You may have heard of the Vermont Country Store. Today, there are two stores: the original one in Weston and another in Rockingham. But the company has always done its biggest business through the mail.

Lyman: We still have a paper catalog. We also have a virtual catalog called a web site, of course. But the catalog business…when people order from that, and they receive a package, there’s a delight to that.

The Ortons founded the Vermont Country Store when much of America was focused on modernizing. Their store in Weston looked to the past: it was intended to be a replica of Vrest’s father’s store in North Calais.

Lyman: White bread came in, and whole grains were going out of favor. The grocery stores would no longer carry them. And my grandfather happened to be the miller at the gristmill here in Weston and ground grains. So we started selling those, but also promoted the health of whole grains. My mother in 1947 wrote a cookbook called Cooking with Whole Grains. And it’s still out there, still published.

It’s quite a feat to look to both the past and the future for inspiration at the same time, but that’s what the Vermont Country Store has managed to do. One big moment in that strategy came in the 1970s, with the rise of the Back to the Land movement, and the oil crisis.

Lyman: There were gas lines everywhere. People couldn’t travel. Fuel oil, which heats our houses here in the Northeast, tripled in price. So people were worried. They went out and bought wood stoves. And we started to get a lot more orders.

From its beginning, the store sold things that evoked nostalgia – items that people remembered from their childhoods. The Ortons realized that their most popular products had a certain timeless quality to them.

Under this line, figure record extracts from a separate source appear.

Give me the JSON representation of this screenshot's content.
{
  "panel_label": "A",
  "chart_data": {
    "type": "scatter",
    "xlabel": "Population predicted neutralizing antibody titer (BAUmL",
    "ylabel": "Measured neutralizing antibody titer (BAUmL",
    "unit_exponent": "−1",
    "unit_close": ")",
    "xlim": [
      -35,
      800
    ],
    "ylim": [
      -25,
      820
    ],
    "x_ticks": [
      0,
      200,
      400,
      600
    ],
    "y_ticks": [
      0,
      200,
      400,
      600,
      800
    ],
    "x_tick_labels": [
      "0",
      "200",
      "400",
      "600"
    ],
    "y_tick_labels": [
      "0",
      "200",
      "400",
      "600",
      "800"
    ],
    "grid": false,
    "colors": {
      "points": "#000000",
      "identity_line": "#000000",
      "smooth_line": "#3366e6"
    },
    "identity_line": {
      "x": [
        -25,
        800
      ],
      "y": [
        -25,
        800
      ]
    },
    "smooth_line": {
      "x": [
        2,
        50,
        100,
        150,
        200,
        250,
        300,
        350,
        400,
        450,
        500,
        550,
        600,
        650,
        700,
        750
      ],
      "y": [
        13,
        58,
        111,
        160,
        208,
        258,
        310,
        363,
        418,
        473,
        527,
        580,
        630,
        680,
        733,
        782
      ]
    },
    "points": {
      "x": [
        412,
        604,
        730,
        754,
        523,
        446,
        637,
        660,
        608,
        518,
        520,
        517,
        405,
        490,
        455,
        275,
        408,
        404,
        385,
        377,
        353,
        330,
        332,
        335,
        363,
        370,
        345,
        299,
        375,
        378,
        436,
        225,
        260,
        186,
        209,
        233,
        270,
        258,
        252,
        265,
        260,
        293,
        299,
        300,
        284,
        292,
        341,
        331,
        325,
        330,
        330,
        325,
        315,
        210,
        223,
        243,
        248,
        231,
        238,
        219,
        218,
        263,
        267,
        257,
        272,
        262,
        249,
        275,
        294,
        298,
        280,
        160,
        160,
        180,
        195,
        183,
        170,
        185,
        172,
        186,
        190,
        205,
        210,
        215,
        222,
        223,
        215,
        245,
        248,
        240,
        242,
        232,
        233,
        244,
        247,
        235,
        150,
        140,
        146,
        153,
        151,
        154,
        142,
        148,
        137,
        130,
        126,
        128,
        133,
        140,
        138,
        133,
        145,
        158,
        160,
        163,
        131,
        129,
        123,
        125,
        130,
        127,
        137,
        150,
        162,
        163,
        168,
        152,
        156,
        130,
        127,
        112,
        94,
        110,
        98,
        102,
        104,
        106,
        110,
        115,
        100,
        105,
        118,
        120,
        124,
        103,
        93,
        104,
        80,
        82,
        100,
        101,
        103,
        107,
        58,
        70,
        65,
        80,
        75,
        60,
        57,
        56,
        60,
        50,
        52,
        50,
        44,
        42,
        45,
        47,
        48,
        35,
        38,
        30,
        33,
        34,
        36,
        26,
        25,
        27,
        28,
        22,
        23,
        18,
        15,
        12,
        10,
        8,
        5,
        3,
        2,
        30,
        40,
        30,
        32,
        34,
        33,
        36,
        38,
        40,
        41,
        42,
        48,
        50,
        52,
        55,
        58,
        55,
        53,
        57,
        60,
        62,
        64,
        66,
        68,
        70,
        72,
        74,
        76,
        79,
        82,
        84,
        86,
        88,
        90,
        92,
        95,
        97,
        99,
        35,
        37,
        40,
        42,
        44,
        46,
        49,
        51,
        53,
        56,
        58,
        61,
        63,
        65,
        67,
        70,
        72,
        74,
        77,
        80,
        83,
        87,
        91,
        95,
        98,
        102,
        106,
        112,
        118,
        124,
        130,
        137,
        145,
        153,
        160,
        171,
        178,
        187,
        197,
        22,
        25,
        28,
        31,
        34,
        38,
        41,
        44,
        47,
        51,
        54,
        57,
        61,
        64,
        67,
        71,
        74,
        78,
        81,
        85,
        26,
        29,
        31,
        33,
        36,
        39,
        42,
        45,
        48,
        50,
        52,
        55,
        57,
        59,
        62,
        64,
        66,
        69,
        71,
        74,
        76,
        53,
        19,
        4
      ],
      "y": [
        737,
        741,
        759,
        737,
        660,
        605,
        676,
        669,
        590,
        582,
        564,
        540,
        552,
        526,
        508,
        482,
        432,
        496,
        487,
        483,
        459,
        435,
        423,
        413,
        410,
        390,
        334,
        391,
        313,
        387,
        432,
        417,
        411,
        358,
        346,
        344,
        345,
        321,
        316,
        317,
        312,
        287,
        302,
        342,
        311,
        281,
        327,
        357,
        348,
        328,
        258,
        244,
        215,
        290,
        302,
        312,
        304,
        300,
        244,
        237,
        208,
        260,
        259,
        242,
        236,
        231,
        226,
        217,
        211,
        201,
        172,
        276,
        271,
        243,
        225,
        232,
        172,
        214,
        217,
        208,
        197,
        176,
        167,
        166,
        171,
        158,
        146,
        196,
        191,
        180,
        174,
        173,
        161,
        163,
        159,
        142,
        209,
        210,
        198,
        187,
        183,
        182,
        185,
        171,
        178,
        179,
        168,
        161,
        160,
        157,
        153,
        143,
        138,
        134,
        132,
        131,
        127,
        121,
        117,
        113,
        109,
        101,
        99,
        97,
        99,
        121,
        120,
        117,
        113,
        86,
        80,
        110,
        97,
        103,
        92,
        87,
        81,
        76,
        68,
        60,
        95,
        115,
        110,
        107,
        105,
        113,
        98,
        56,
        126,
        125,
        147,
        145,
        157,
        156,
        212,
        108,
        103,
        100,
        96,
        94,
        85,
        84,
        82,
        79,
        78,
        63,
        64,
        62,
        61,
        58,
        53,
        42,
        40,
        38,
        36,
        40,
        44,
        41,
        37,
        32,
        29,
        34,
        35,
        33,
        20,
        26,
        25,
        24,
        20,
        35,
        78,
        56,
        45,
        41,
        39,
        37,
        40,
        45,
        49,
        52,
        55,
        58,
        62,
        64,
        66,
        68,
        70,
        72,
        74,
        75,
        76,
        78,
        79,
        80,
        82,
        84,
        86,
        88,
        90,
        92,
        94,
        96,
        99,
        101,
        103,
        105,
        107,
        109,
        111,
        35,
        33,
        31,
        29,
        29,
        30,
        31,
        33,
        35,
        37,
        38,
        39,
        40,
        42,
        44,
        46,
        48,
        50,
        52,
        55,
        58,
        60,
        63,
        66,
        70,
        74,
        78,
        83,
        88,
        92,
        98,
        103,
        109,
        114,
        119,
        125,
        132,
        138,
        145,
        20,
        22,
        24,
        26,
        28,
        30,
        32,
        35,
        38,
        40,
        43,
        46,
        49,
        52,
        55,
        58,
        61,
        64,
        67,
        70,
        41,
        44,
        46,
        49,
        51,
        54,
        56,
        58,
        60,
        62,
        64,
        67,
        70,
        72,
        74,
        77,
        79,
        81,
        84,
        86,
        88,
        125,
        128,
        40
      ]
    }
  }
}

Lyman: One of the most frequent comments we hear people talk about in our stores is, “Gee, I didn’t know they made that anymore.” And that’s still the foundation of our business, is to revive products that people recalled when they were younger.

[music up]

Lyman: We have lots of families and grandchildren and kids and so on in our stores. But our core customer is in their 60s. And for years I’ve had consultants say, “You need to modernize and get younger people as your core customer.” But I’ve said, “You know, everybody gets old.”

It’s that ability to keep a foot in two worlds – to have an old-fashioned store that caters to nostalgia but also a sophisticated internet-based mail order business – that has kept the Vermont Country Store successful.

Lyman: Most catalog businesses are gone. Very few of us left who put out a paper catalog anymore. It’s almost all just web now. But it doesn’t have the same feeling as turning a page, reading about a product, thinking, “That might be nice,” and placing an order for that.

[music up]

Lyman: Often people find the product in the catalog and then they turn around and order through the Internet, of course, because that makes it easy now. But we still have people who, believe it or not, send checks in the mail with an order blank and order that way.

There’s still something exciting about getting mail, even in this age of virtual meetings and remote work. And there may be something especially “Vermont” about mail order.

Lyman: The people from Orvis and Gardeners Supply and King Arthur Flour and Vermont Country Store. We’re all in Vermont. And mail order, as we call it, web business now. But it’s light on the land. We can do a lot of business in Vermont, bring money in from outside and we employ a lot of people. And that’s been the most rewarding part is we’ve had people working for us for years and years and years.

Lyman says that they frequently get visitors to the store who have always wanted to visit Vermont because of the catalog they’ve browsed over the years. Sort of like the folks who responded to the very first Vermont Country Store catalog by planning their trip to the Green Mountains.

[music up]

The Vermont Country Store has seen a huge boom in online orders during the pandemic, like many other mail order businesses. But Lyman still looks forward to when he can welcome people back to the stores and share Vermont with them.

Lyman: When the vaccine comes out and we get past all this, I hope that maybe they’ll come to Vermont and pay us a visit and pay all the other folks in Vermont a visit. So that’s a good thing for Vermont as well.